Não, nunca uma ex-ministra das finanças sugeriu o fim do pagamento da hemodiálise a doentes com mais de 70 anos, o que motivaria uma espécie de homicídios em cadeia patrocinados pelo Estado.

Não, nunca houve um deputado a defender que o problema do país era a “peste grisalha”, sobre a qual era preciso tomar medidas, nem aconteceu, longe disso, o homem ter sido promovido a cabeça de lista do seu distrito.

Não, nunca houve mortes por um ministério ter adquirido produtos perigosos para os doentes hemodialisados para poupar uns cobres, perante o entusiasmo dos seus colegas de governo e respectivo 1º ministro de então.

Não, nunca houve uma ministra a saudar as vantagens económicas de um vírus eclodido num outro país.

Não, nunca houve um primeiro ministro a contemplar os seus concidadãos mais sofredores com o epíteto de piegas enquanto lhes sugava a vida.

Não, nunca houve companhias a de seguros a determinar soluções terapêuticas mais vantajosas para os seus lucros que para a vida dos doentes.

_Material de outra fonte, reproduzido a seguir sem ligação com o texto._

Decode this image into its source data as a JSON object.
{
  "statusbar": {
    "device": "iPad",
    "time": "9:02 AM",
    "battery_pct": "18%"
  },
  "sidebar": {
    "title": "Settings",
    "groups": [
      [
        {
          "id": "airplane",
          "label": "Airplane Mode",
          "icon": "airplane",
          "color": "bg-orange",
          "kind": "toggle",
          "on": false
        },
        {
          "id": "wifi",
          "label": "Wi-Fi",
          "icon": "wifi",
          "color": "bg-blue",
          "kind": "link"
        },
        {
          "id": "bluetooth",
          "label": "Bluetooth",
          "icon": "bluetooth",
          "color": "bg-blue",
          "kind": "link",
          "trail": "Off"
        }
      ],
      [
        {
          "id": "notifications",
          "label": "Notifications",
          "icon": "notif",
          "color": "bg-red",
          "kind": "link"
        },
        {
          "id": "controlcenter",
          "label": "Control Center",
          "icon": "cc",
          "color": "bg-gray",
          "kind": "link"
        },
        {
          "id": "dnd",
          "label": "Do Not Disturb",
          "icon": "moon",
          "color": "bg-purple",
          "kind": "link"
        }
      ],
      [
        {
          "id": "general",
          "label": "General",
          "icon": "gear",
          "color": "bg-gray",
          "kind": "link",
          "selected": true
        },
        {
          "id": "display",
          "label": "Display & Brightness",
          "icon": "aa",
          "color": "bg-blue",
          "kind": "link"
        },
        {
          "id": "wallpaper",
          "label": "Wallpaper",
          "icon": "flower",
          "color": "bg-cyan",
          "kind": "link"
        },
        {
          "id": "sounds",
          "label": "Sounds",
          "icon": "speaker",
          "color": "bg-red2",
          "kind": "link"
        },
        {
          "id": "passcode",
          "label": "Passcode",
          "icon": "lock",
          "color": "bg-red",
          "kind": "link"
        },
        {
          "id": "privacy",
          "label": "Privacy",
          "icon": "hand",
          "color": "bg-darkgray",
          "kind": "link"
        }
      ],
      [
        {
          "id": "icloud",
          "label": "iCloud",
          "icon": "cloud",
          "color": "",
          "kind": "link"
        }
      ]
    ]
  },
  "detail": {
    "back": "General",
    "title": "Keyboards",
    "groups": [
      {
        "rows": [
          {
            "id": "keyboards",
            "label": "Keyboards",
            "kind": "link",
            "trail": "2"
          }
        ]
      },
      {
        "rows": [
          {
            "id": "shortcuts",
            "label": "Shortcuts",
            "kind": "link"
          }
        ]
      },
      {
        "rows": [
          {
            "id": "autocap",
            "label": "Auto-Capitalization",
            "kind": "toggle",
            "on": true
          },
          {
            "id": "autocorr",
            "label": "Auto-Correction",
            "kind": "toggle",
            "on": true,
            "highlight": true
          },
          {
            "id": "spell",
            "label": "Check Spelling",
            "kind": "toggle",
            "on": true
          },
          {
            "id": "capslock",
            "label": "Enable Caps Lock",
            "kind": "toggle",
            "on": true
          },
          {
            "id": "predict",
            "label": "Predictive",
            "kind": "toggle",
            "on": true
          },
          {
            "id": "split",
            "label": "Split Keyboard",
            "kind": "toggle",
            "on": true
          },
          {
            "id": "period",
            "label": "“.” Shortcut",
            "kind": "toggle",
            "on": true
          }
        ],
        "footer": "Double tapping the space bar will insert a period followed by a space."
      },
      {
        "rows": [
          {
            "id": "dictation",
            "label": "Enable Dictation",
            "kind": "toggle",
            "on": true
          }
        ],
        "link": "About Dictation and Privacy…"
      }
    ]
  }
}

Não, nunca houve pessoas que não puderam beneficiar de tratamentos sofisticados para doenças potencialmente fatais por não terem condições económicas para manter as necessárias condições – de assepsia, por exemplo – em sua casa.

Não, nunca houve doentes que morreram por não terem recursos financeiros para continuar a viver.

Não, nunca houve na Assembleia da República deputados que defendem o fim puro e simples do SNS ou a sua destruição em favor de terceiros.

Não, não são nem nunca foram pessoas como estas que, com a respectiva bênção eleitoral, nos governaram, governam e continuarão a governar.

Não, a puta da realidade não existe. Podemos continuar a confiar, está tudo bem.